In May 2013 I visited cleaner Mareta Sinoti’s house in Cannons Creek to prepare for an interview for the television current affairs programme, Campbell Live. The film crew wanted to follow Mareta and other cleaners as they worked through the night at Parliament. Mareta had two teenage sons, and her husband was unwell and unable to work. Mareta worked two jobs to support the family. Before her shift at Parliament, she cleaned the High Court in Molesworth Street, across the road from the Beehive, then, at midnight, after an hour’s unpaid break, she joined other cleaners at the seat of power. They worked for the minimum wage with no extra pay to acknowledge the inhospitable hours.

Mareta Sinoti

In the cleaners’ homes I heard story after story of working long hours to feed the family. At every visit I asked our members, ‘What is your dream?’ The answer was always the same: a better life for their children. In Mareta’s house there was little furniture, but the walls were covered in family photos along with certificates and other evidence that the children were doing all right at school.

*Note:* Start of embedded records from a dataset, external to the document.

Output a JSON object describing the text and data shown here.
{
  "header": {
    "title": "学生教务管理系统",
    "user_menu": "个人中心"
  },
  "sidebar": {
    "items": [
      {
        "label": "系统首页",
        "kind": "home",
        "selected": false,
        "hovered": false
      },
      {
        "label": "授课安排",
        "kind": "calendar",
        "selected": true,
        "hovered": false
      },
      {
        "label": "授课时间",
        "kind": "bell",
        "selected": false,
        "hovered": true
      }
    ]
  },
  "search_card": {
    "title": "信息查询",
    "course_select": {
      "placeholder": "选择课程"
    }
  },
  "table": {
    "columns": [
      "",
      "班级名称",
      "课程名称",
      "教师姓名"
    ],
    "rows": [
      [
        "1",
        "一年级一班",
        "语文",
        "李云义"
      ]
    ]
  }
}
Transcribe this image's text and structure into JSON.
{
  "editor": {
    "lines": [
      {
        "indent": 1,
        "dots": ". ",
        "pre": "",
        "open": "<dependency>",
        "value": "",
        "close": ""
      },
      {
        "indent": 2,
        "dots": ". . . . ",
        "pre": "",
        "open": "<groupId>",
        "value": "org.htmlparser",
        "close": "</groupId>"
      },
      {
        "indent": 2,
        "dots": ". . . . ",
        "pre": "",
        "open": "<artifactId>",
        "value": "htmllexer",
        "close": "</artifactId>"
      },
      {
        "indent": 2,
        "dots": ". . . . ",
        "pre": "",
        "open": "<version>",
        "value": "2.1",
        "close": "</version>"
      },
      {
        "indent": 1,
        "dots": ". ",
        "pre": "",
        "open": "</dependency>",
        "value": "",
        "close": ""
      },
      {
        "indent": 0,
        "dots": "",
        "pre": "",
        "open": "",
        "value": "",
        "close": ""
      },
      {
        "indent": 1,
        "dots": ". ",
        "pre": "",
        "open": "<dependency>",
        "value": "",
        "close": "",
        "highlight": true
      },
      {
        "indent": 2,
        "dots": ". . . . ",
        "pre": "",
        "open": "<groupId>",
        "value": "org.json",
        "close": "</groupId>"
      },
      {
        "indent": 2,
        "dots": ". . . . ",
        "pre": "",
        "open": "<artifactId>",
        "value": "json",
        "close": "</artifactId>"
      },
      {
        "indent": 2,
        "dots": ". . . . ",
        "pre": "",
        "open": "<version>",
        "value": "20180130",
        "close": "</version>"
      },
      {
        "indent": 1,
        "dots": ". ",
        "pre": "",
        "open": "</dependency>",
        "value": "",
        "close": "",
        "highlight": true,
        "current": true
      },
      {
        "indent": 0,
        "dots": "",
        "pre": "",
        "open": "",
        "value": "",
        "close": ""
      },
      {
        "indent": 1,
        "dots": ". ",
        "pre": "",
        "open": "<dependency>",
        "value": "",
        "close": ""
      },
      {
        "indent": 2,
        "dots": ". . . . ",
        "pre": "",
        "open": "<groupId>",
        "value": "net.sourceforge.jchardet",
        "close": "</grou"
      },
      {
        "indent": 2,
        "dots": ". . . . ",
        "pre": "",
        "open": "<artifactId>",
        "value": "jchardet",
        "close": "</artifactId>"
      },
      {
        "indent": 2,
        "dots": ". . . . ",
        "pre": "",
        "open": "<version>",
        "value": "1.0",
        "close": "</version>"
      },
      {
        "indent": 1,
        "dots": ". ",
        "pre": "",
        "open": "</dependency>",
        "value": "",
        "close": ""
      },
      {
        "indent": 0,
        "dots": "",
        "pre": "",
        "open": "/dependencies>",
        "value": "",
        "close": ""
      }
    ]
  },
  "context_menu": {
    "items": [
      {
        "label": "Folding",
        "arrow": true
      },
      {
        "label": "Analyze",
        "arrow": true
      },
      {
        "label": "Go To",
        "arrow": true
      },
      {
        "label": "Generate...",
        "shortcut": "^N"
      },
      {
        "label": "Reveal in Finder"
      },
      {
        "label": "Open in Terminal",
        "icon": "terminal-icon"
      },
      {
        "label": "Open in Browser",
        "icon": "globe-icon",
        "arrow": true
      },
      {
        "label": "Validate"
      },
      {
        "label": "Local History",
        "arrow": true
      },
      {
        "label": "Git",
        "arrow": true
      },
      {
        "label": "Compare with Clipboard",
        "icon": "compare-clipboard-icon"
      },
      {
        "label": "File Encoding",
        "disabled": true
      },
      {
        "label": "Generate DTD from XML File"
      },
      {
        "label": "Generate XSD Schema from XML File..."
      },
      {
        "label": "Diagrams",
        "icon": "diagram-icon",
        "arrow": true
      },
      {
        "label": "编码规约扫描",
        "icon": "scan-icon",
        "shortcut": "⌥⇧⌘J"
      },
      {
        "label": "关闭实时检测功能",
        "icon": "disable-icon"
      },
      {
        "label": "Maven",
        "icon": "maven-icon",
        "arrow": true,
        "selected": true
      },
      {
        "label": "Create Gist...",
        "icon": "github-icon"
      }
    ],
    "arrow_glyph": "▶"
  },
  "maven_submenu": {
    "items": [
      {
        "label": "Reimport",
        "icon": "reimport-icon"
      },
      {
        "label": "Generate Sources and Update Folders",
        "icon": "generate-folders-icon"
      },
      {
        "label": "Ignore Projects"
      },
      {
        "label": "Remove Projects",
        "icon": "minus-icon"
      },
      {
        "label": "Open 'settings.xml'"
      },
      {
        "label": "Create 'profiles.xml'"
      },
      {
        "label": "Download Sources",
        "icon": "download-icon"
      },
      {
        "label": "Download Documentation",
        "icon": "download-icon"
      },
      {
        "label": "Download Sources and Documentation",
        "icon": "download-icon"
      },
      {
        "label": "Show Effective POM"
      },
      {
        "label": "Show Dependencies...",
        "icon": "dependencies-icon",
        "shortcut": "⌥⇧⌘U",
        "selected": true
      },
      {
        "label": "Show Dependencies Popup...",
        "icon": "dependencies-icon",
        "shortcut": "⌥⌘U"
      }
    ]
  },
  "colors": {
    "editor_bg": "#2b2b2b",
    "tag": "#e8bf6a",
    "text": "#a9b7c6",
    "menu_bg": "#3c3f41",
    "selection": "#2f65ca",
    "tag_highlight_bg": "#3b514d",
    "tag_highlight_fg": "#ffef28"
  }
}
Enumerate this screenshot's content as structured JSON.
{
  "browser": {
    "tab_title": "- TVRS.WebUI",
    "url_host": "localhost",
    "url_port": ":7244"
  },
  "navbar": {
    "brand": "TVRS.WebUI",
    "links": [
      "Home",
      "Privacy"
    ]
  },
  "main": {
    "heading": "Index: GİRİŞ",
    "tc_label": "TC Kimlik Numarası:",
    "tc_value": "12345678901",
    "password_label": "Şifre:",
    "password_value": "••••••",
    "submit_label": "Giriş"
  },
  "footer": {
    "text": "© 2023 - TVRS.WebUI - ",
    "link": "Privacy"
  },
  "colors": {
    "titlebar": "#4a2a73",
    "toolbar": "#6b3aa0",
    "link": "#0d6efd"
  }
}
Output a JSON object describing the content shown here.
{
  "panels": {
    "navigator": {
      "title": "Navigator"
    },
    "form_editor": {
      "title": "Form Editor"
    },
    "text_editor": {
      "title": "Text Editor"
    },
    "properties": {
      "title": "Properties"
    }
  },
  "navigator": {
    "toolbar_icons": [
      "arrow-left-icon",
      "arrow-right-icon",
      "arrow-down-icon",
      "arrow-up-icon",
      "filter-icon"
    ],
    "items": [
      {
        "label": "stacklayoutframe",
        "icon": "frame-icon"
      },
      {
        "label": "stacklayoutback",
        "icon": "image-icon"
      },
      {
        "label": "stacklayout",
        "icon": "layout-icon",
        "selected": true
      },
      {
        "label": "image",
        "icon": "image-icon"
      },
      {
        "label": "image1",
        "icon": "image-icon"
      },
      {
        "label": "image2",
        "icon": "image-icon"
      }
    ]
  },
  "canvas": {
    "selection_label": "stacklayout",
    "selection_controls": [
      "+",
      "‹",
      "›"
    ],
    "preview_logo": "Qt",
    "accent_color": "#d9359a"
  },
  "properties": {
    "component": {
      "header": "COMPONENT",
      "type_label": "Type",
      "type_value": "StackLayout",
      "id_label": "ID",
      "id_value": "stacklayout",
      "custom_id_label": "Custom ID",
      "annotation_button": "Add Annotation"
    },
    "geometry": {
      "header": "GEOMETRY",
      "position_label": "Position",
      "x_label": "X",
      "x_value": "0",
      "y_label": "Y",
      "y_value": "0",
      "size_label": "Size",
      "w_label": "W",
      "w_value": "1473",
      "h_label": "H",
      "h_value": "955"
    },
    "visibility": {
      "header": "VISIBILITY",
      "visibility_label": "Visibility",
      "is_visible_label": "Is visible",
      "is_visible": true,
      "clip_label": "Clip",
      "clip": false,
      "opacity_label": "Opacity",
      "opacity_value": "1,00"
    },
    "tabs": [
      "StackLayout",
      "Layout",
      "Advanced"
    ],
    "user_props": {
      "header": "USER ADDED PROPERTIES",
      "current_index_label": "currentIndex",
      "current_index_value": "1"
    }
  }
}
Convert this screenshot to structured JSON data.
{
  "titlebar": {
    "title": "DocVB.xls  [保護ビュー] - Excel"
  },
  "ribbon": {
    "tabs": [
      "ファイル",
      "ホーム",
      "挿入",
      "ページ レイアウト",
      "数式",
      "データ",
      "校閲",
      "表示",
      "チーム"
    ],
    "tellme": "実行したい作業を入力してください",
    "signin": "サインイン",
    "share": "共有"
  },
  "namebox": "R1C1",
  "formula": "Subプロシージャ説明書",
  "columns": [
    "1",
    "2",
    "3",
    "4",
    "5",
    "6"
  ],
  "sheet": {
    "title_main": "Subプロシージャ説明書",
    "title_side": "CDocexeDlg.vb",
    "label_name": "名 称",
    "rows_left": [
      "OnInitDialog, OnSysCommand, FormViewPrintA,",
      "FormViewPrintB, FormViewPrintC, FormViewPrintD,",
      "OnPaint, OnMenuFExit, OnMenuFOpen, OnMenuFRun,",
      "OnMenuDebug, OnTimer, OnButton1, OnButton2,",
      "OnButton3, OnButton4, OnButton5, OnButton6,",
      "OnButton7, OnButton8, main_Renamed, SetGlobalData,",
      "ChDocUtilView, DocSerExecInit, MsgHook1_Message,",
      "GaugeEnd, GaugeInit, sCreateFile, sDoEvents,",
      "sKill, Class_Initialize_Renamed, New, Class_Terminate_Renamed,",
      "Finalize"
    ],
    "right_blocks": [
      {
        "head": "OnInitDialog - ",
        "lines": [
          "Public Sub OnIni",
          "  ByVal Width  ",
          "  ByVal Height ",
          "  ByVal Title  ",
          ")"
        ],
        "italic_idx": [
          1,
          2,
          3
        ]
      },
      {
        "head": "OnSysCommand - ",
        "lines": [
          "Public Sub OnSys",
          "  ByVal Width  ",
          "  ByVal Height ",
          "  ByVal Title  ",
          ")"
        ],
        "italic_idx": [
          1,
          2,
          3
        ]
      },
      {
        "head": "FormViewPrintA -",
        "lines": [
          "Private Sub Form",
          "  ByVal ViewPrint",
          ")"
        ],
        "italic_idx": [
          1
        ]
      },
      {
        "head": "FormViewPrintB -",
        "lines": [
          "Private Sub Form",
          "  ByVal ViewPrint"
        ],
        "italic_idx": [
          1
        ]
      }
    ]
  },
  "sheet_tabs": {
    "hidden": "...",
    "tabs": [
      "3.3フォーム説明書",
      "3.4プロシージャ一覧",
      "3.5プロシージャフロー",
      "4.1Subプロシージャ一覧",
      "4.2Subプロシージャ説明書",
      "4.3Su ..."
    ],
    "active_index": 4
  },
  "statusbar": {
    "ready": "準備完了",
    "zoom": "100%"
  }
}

Mareta wanted to buy rugby boots and other sports gear and pay for school trips: ‘All the things we need to give our kids an equal chance.’ Long hours and poverty-level income could not realise this dream; workers routinely missed parent-teacher appointments, and their children missed out on class trips and lunches.

Nearly five years later these cleaners finally won the pay rise they had campaigned for. On 18 December 2017, around 20 leaders from faith groups, community organisations and unions gathered at Parliament to hear the Speaker of the House announce that parliamentary cleaners had been awarded the living wage – a pay rise of around 30 percent.

The outcome was the legacy of the hundreds of cleaners who had campaigned tirelessly. It came too late for Jaine Ikurere, and Mareta Sinoti, her children now grown, was by this time cleaning the National Library across the road from Parliament, but it was their legacy too. For the cleaners who came after them, the increase was transformative. At Parliament in December 2017, E tū member and cleaner Eseta Ailaoa told workers and supporters that at last she’d be able to save money to take her children on a holiday.

The community leaders who gathered at Parliament in December 2017 were celebrating a victory for Living Wage Movement Aotearoa NZ. This is the story of that movement.